The three key ingredients of any good talk, says author Daniel Menaker, are curiosity, humor, and impudence. To sustain a lively exchange—or to escape one that has suddenly or agonizingly turned stale—he offers these tips:
- Take a genuine interest in the person you're talking to—regardless of your own agenda.
- Feel free to interrupt. Interruptions are "tolerable and work to enliven a conversation…. The exuberance of 'Wait! Wait! I just have to say this one thing!' more often buoys up a conversation than sinks it—so long as the one thing doesn't multiply."
- Chill. "Think of crucial social situations as not all that crucial. This is something you learn with age. It doesn't matter that much what you say or don't say. If you're relaxed and seem confident, the conversation will find its own way."
- If you're not ready to talk about yourself or the other person, settle on a "Third Thing"—an aspect of the landscape, a crossword puzzle the person is struggling to solve, a nice end table. Just make sure it's not the weather—that's "poisonous"—unless your conversational sally is, "Oh my god, look at you—you're dripping wet!"
- It's fine to get people talking about themselves, but be an interlocutor, not an interrogator. How do you tell them apart? If you find yourself "reel[ing] off questions like an immigration official or a doctor's assistant," you're the latter.
- Resist making jokes—even good ones, paradoxically, can be conversational dead ends. (They leave the listener no option but to reply with one of his own; he or she may not have any, or may not be able to tell one.) Bad jokes are "culs-de-sac with mud puddles at the end."
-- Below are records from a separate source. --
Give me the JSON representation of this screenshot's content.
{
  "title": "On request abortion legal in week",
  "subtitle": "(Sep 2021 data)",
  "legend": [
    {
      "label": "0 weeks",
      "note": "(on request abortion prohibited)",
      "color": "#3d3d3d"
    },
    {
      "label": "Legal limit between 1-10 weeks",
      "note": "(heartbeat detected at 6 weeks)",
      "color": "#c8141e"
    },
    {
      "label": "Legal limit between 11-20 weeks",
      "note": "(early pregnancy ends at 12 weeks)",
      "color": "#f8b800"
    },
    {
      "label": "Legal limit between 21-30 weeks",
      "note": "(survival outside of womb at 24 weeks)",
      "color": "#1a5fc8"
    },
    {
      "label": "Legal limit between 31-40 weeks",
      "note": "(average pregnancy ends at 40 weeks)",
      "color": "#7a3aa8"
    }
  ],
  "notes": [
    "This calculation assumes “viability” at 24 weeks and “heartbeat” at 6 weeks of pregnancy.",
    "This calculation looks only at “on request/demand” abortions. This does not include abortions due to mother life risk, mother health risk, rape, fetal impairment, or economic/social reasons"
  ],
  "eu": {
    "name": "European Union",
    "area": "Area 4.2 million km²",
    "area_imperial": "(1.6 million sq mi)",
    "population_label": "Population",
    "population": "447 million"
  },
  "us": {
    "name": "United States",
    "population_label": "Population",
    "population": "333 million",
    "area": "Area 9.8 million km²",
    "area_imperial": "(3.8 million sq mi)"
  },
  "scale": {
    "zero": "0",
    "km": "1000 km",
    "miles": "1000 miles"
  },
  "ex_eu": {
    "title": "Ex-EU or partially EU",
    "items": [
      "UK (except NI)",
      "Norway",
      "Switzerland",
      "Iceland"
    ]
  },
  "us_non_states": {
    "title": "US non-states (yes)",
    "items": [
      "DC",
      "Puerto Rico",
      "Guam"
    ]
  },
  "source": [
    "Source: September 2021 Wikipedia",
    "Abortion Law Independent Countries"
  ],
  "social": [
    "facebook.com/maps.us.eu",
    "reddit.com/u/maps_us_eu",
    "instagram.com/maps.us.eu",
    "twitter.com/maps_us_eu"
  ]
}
- If you need a handy breakaway excuse at a party, carry a mostly empty wine glass with just some ice cubes in it. You can excuse yourself to refresh your "drink." If that seems subterfugic, take the direct route: simply say, "You know, it's really been fun talking to you, but I've got to talk to so-and-so and I'm afraid they're about to leave."
- Most mistakes made on first encounters stem from trying too hard—to impress, to be original, to be honest. "It's good to meet you" is a perfectly functional start.
- Switching subjects unexpectedly is rude. To change channels painlessly, try doing it with some finesse. Pick up a thread—a conversational handkerchief—from earlier in the exchange and return it, with interest, to your listener.
- Information about family matters and finances should be donated, not solicited.
- If you suspect you're being boring, you almost certainly are—and you almost certainly have been for longer than you suspect. The simple, effective solution: stop blathering on. Start asking questions. And listen to the answers.